Am I getting old or what??
I feel like I’m finding more of my self confidence the older I get. I’m can feel my confidence growing and growing inside me. Whether it be in a work situation or in my personal life. Picking up the phone or scheduling the meeting I’ve been putting off for months is becoming a lot less daunting. I’m not sure if this is an age thing or if I’m becoming clearer on what it is I actually want from my life but the fear factor feels as though it is decreasing. There are definitely still situations that can seem nearly impossible to overcome but they are definitely getting less frequent.
I’ve always been interested in meditation and self development and since meeting my fiancé I have really stepped on the gas in this area of my life. I know this is having an impact on my self love and therefore my confidence. I accepted a while ago that I wasn’t going to be the next Tony Royster Jr or Thomas Pridgen and you know what? I am totally ok with this. The 15 year old me would have begged to differ but the 30 year old me has a very different understanding of what it is to be a musician. Not better or worse, just different.

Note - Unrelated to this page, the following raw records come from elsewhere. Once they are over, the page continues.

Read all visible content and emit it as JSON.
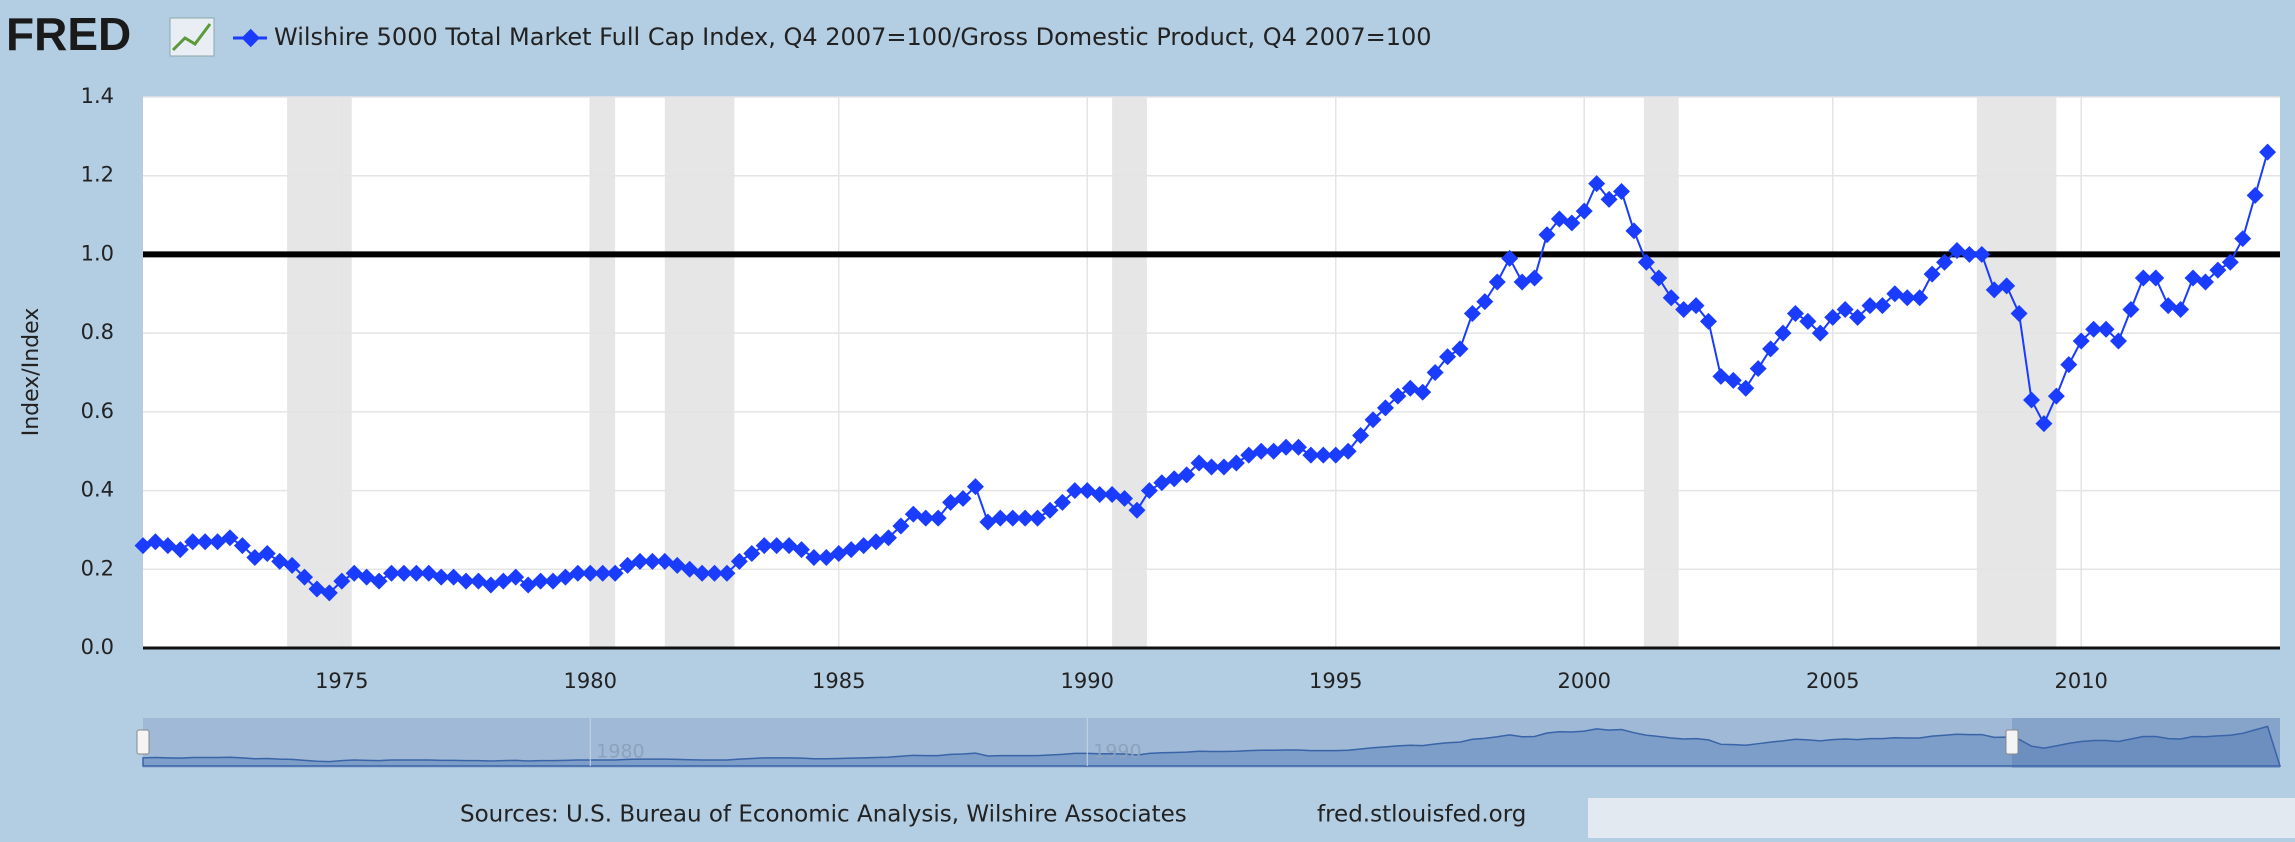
{
  "header": {
    "logo": "FRED"
  },
  "chart_data": {
    "type": "line",
    "series": [
      {
        "name": "Wilshire 5000 Total Market Full Cap Index, Q4 2007=100/Gross Domestic Product, Q4 2007=100",
        "color": "#1a3cff",
        "values": [
          0.26,
          0.27,
          0.26,
          0.25,
          0.27,
          0.27,
          0.27,
          0.28,
          0.26,
          0.23,
          0.24,
          0.22,
          0.21,
          0.18,
          0.15,
          0.14,
          0.17,
          0.19,
          0.18,
          0.17,
          0.19,
          0.19,
          0.19,
          0.19,
          0.18,
          0.18,
          0.17,
          0.17,
          0.16,
          0.17,
          0.18,
          0.16,
          0.17,
          0.17,
          0.18,
          0.19,
          0.19,
          0.19,
          0.19,
          0.21,
          0.22,
          0.22,
          0.22,
          0.21,
          0.2,
          0.19,
          0.19,
          0.19,
          0.22,
          0.24,
          0.26,
          0.26,
          0.26,
          0.25,
          0.23,
          0.23,
          0.24,
          0.25,
          0.26,
          0.27,
          0.28,
          0.31,
          0.34,
          0.33,
          0.33,
          0.37,
          0.38,
          0.41,
          0.32,
          0.33,
          0.33,
          0.33,
          0.33,
          0.35,
          0.37,
          0.4,
          0.4,
          0.39,
          0.39,
          0.38,
          0.35,
          0.4,
          0.42,
          0.43,
          0.44,
          0.47,
          0.46,
          0.46,
          0.47,
          0.49,
          0.5,
          0.5,
          0.51,
          0.51,
          0.49,
          0.49,
          0.49,
          0.5,
          0.54,
          0.58,
          0.61,
          0.64,
          0.66,
          0.65,
          0.7,
          0.74,
          0.76,
          0.85,
          0.88,
          0.93,
          0.99,
          0.93,
          0.94,
          1.05,
          1.09,
          1.08,
          1.11,
          1.18,
          1.14,
          1.16,
          1.06,
          0.98,
          0.94,
          0.89,
          0.86,
          0.87,
          0.83,
          0.69,
          0.68,
          0.66,
          0.71,
          0.76,
          0.8,
          0.85,
          0.83,
          0.8,
          0.84,
          0.86,
          0.84,
          0.87,
          0.87,
          0.9,
          0.89,
          0.89,
          0.95,
          0.98,
          1.01,
          1.0,
          1.0,
          0.91,
          0.92,
          0.85,
          0.63,
          0.57,
          0.64,
          0.72,
          0.78,
          0.81,
          0.81,
          0.78,
          0.86,
          0.94,
          0.94,
          0.87,
          0.86,
          0.94,
          0.93,
          0.96,
          0.98,
          1.04,
          1.15,
          1.26
        ]
      }
    ],
    "x": [
      1971,
      1971.25,
      1971.5,
      1971.75,
      1972,
      1972.25,
      1972.5,
      1972.75,
      1973,
      1973.25,
      1973.5,
      1973.75,
      1974,
      1974.25,
      1974.5,
      1974.75,
      1975,
      1975.25,
      1975.5,
      1975.75,
      1976,
      1976.25,
      1976.5,
      1976.75,
      1977,
      1977.25,
      1977.5,
      1977.75,
      1978,
      1978.25,
      1978.5,
      1978.75,
      1979,
      1979.25,
      1979.5,
      1979.75,
      1980,
      1980.25,
      1980.5,
      1980.75,
      1981,
      1981.25,
      1981.5,
      1981.75,
      1982,
      1982.25,
      1982.5,
      1982.75,
      1983,
      1983.25,
      1983.5,
      1983.75,
      1984,
      1984.25,
      1984.5,
      1984.75,
      1985,
      1985.25,
      1985.5,
      1985.75,
      1986,
      1986.25,
      1986.5,
      1986.75,
      1987,
      1987.25,
      1987.5,
      1987.75,
      1988,
      1988.25,
      1988.5,
      1988.75,
      1989,
      1989.25,
      1989.5,
      1989.75,
      1990,
      1990.25,
      1990.5,
      1990.75,
      1991,
      1991.25,
      1991.5,
      1991.75,
      1992,
      1992.25,
      1992.5,
      1992.75,
      1993,
      1993.25,
      1993.5,
      1993.75,
      1994,
      1994.25,
      1994.5,
      1994.75,
      1995,
      1995.25,
      1995.5,
      1995.75,
      1996,
      1996.25,
      1996.5,
      1996.75,
      1997,
      1997.25,
      1997.5,
      1997.75,
      1998,
      1998.25,
      1998.5,
      1998.75,
      1999,
      1999.25,
      1999.5,
      1999.75,
      2000,
      2000.25,
      2000.5,
      2000.75,
      2001,
      2001.25,
      2001.5,
      2001.75,
      2002,
      2002.25,
      2002.5,
      2002.75,
      2003,
      2003.25,
      2003.5,
      2003.75,
      2004,
      2004.25,
      2004.5,
      2004.75,
      2005,
      2005.25,
      2005.5,
      2005.75,
      2006,
      2006.25,
      2006.5,
      2006.75,
      2007,
      2007.25,
      2007.5,
      2007.75,
      2008,
      2008.25,
      2008.5,
      2008.75,
      2009,
      2009.25,
      2009.5,
      2009.75,
      2010,
      2010.25,
      2010.5,
      2010.75,
      2011,
      2011.25,
      2011.5,
      2011.75,
      2012,
      2012.25,
      2012.5,
      2012.75,
      2013,
      2013.25,
      2013.5,
      2013.75
    ],
    "xlim": [
      1971,
      2014
    ],
    "xticks": [
      1975,
      1980,
      1985,
      1990,
      1995,
      2000,
      2005,
      2010
    ],
    "ylim": [
      0,
      1.4
    ],
    "yticks": [
      {
        "value": 0,
        "label": "0.0"
      },
      {
        "value": 0.2,
        "label": "0.2"
      },
      {
        "value": 0.4,
        "label": "0.4"
      },
      {
        "value": 0.6,
        "label": "0.6"
      },
      {
        "value": 0.8,
        "label": "0.8"
      },
      {
        "value": 1,
        "label": "1.0"
      },
      {
        "value": 1.2,
        "label": "1.2"
      },
      {
        "value": 1.4,
        "label": "1.4"
      }
    ],
    "y_label": "Index/Index",
    "grid": true,
    "recessions": [
      [
        1973.9,
        1975.2
      ],
      [
        1980.0,
        1980.5
      ],
      [
        1981.5,
        1982.9
      ],
      [
        1990.5,
        1991.2
      ],
      [
        2001.2,
        2001.9
      ],
      [
        2007.9,
        2009.5
      ]
    ],
    "reference_line": 1.0,
    "navigator_ticks": [
      1980,
      1990
    ]
  },
  "footer": {
    "sources": "Sources: U.S. Bureau of Economic Analysis, Wilshire Associates",
    "site": "fred.stlouisfed.org"
  }
}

I have the deepest connection with my music today than ever before, I AM IN LOVE WITH IT AGAIN! Now, this is definitely helped by the fact that I get to play super fun gigs in some quite prestigious venues. Would I feel the same if I wasn’t working with The Dualers, I can’t say. I can only focus on what is current in my life today. Having the ‘Big gig’ box ticked leaves me with a healthy amount of creative energy for doing things purely for the love of music. This is taking shape in a side project I’m currently involved with - The Back Spasm Band. A mix of soul, Afro funk and generally all things groovy! It is quite self indulgent and we aren’t afraid of that. It’s so much fun to be playing this type of music with these people. Heaven!

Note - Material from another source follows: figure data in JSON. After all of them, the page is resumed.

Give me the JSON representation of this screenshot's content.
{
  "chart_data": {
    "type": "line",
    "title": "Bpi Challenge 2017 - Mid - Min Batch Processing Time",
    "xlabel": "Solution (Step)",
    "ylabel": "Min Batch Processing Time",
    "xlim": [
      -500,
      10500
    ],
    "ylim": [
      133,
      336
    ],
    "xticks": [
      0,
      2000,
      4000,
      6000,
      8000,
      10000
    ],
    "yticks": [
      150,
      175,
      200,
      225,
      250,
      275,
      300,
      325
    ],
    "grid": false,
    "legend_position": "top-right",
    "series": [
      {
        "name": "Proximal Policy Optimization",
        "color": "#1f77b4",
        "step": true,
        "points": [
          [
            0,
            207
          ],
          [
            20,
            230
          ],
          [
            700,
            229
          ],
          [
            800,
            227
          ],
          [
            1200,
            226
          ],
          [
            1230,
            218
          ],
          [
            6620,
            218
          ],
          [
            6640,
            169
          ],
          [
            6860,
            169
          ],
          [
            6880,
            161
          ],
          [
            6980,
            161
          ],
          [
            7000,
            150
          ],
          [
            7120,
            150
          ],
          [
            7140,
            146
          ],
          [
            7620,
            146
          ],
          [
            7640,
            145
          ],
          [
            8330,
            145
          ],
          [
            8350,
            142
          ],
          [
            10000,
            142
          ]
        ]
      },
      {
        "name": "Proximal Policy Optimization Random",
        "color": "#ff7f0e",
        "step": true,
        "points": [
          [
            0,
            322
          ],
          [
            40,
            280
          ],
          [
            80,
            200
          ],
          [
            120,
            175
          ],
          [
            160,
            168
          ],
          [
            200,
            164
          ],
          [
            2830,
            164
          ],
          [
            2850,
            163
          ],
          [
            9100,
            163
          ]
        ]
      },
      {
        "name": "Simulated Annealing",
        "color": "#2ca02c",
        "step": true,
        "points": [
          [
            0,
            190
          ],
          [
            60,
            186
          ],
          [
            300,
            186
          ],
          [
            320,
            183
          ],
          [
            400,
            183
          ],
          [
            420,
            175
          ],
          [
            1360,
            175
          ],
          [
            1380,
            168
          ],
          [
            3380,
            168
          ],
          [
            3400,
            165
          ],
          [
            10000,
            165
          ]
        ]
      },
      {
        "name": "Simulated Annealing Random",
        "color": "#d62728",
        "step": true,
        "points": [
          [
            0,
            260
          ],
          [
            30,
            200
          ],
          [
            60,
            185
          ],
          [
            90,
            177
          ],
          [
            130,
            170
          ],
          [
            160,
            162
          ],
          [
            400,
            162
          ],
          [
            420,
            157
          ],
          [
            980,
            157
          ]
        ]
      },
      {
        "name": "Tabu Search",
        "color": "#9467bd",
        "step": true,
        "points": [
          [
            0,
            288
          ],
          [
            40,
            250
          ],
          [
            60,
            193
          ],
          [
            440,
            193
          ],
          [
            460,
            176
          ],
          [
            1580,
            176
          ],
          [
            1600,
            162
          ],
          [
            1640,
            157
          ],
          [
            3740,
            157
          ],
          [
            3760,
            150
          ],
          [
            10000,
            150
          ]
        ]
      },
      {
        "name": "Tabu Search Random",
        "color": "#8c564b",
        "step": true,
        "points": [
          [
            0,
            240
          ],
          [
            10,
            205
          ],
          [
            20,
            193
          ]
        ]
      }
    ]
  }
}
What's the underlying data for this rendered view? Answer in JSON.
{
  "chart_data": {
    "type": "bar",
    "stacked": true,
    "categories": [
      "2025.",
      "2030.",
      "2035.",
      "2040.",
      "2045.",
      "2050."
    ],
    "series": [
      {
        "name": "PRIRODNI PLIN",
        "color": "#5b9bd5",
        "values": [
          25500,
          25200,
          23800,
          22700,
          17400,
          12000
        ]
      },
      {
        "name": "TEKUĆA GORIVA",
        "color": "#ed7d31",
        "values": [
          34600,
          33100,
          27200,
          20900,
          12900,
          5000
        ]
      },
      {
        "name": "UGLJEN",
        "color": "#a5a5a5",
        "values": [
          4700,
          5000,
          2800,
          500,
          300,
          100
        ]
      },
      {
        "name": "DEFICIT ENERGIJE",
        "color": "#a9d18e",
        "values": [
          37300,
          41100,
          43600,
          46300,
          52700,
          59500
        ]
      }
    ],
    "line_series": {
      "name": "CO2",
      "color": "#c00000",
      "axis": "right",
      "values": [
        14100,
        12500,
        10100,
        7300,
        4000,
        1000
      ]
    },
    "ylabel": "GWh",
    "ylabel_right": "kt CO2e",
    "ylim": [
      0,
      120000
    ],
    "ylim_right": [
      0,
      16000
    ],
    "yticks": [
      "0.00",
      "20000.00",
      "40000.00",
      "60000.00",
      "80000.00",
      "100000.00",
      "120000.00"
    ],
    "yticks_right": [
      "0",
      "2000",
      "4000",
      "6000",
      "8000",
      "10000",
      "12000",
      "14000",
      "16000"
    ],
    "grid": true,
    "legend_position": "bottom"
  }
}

At a recent gig, I was having a great chat with our guitarist about how moving on from a gig, or anything for that matter, that is no longer serving you can be super scary but also feel really liberating. For working musicians the thought of an empty diary can be very scary indeed but why not look at it as an exciting opportunity for something new to come in its place.
What's the saying? “As one door closes another opens”
This has certainly been true for me. One of my first pro gigs was working across the U.K in a cabaret act. In one phone call, I managed to land 100+ shows. This felt incredible. I had finally done it, I was a working musician. Fast forward two years and as much as I enjoyed the gig and learned a hell of a lot, it wasn’t fulfilling my needs. The creativity factor just wasn’t there and so I made the decision to leave that gig. That decision took a lot of deep thought. Not only was I giving up my financial security but also stepping away from that which I had worked so hard to achieve. This was a strange and scary feeling.
Needless to say, the next gig I landed was The Dualers. A top 20 album and a headline slot at Wembley later, here I am writing about this experience. Man am I glad I followed my heart on that one!
I think that's where I’m going with this post. I believe our gut, intuition, heart whatever you want to call it is a powerful beacon that lights the way through this mad journey we call life. I have, and am still learning to, follow and trust it as much as possible because you know what? There isn’t much out there in the big bad world that can actually do us any harm. If a decision you make isn’t the right one, who cares! Lesson learned! Dust off and move one!
Our fight or flight instincts are built into us from way back when we faced potentially life threatening situations just walking out of our doors or erm, caves!
But guess what guys?! There no more saber tooth tigers out there anymore! I remind myself of this daily and it really helps. Try it!
Trust yourself, no one knows you better than you do.